Дозо после этих слов сдавил обеими руками свою Лысину, чтобы впустить в голову смысл заковыристого разговора. Люм и Дюм заметили его растерянную физиономию и опять, напару, зашлись в беззвучном смехе. Протоиерей шлепнул о верстак тяжелой ладонью и погрозил дуракам пальцем. Сам же с удовольствием подумал о своем собеседнике, ибо тот, как по заказу, подводил беседу к нужному руслу. "Только не спешить", - остерегал себя Гарбус.
- Похвально, друже, похвально, что ты знаешь столь проникновенные слова. Кусок хлеба, но без масла, не вино, а вода. Так?
- В общем, да, - согласился Фалифан. - Накопительство мне чуждо, ибо заботиться о завтрашнем дне, значит, взваливать на плечи дополнительную ношу. Я хочу идти налегке. Мещанин же похож на верблюда с тремя горбами.
- Охотно соглашусь, - приветливо улыбнулся Гарбус, - но Значит ли, что мещанство, о котором ты заговорил, суть вещи, злато, чревоугодие? Всякий ли сытый - филистер, а каждый голодный - герой или мыслитель? - Священник засмеялся: - Ты, Фалифан, либо очень хитер, либо не знаешь, что есть суть мещанства. Я верю, что чрево твое не знает излишеств, и дух твой не спит обывательским сном. Но ежели желаешь совершенства своего, избавиться от пороков, кроме меня, друже, никто тебе не поможет. Тебе нужно понимание как помощь, и я дам тебе это. За время, что знаемся мы, я, кажется, сумел постичь твою душу.
Протоиерей замолчал и выжидательно посмотрел на Фалифана. Тот напряженно думал, ожидая новых слов.
- Что же ты не удивляешься, сын мой? Это же так знатно - понять человека! Твоя судьба, не скрою, давно привлекает меня, С тех пор как я тебя узнал. Будь иначе, я каждый день откупоривал бы на одну бутылку больше и не ходил бы сюда.
Люм и Дюм стосковались по веселому и просительно заржали. Гарбус в бешенстве принялся искать что потяжелее, чтобы швырнуть в глупцов. Ему помог Дозо. Визгливым криком он прогнал близнецов .....
- Вы мне льстите Гарбус, не пойму даже, чем заслужил... - без улыбки произнес Фалифан, и в глазах его сверкнул какой-то тревожный огонек.
- Не льщу, дорогой мой, а храню в душе свой интерес к тебе.
Дозо от удивления выпучил глаза и распустил губы. Уважать этого наглеца? За что? Бедный мастеровой проклинал свой слабый ум, который ничего сейчас не мог понять. Но не слушать такой завлекательный и откровенный разговор он не мог.
Гарбус уперся ладонями в колени и внимательно посмотрел на Фалифана.

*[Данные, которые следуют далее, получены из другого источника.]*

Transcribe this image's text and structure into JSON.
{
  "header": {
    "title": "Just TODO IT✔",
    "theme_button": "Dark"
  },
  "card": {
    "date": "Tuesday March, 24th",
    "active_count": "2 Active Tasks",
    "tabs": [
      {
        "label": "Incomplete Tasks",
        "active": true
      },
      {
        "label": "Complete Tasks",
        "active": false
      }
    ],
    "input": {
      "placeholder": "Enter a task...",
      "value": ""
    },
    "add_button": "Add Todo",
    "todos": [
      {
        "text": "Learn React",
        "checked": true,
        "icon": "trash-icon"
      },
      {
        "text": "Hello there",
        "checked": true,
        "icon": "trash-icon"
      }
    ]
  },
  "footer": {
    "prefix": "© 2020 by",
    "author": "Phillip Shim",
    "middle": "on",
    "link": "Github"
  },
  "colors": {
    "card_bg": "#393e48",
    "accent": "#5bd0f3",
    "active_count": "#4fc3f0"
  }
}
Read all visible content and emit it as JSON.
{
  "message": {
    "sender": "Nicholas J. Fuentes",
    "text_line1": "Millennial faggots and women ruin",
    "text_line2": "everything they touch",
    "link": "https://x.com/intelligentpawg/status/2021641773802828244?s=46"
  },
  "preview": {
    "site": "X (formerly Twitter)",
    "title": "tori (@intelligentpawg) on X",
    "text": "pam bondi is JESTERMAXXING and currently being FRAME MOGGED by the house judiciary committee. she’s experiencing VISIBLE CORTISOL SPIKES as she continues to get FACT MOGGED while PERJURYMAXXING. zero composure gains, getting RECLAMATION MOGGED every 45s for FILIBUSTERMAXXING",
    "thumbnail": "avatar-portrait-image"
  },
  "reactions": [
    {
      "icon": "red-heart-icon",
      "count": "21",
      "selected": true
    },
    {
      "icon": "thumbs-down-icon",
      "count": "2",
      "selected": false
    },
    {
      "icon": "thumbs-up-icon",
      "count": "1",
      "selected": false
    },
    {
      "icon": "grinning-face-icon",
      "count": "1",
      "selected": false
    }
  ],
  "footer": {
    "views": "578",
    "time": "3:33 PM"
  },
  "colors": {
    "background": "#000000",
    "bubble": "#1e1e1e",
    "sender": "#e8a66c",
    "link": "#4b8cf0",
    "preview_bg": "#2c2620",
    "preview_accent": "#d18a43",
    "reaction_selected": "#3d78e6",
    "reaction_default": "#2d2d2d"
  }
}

- Сейчас я скажу главное. Подобно тому, как Мария родила от Святого Духа Господа нашего, а Иосиф нарек ему имя - Иисус, так и среда обыденная породила тебя, Фалифан. Не учения, не книги и умствования, а среда. Но если Господь Бог на свет появился, чтобы освободить людей свеих от грехов, ты, Фалифан, зачат грехом во чреве мирском. Не перебивай. Я не виню тебя, а, как уже говорил, почитаю за редкостность. Ибо первый ты такой, с кого новые люди пойдут...
В тот же миг в комнате раздался протяжный стон.
Это несчастный Дозо, в ужасе от услышанного, стал валиться на бок и грохнулся на пол вместе со стулом.
- Фу, дурак! Никак не поговорить. - Гарбус в отчаянии выругался и стал уходить. Возле двери его настиг Фалифан. Он был бледен и сильно сжал руку протоиерея.
- Я верю каждому вашему слову, но о чем вы хотели сказать?
Гарбус обернулся и строго посмотрел на юношу:
- О сытых трутнях. Это кризис духа людского - поменьше дать, побольше взять. Ты - новая отливка старого порока.
- Как это?
- Дa, да, ты не глуп, и знаешь, что настоящие ценности в жизни - это не жирный кусок на золотом блюдце. Книги, музыка, зрелища, общение с разумными, разговоры о бытии, о душе человека - вот твой мир. И ты все-таки потребитель! Копишь то, чему цены нет, что ее измеришь деньгами: разум и знания, добытые веками. Эта пища приятней зажаренной индейки или копченого окорока. Но что отдашь ты взамен братьям по крови? Эти погребальные венки, творить которые удел слабоумных? - кивнул протоиерей на подымающегося Дозо. - Или речи твои? Но ты не Господь, чтобы творить чудеса одним лишь словом. Подумай...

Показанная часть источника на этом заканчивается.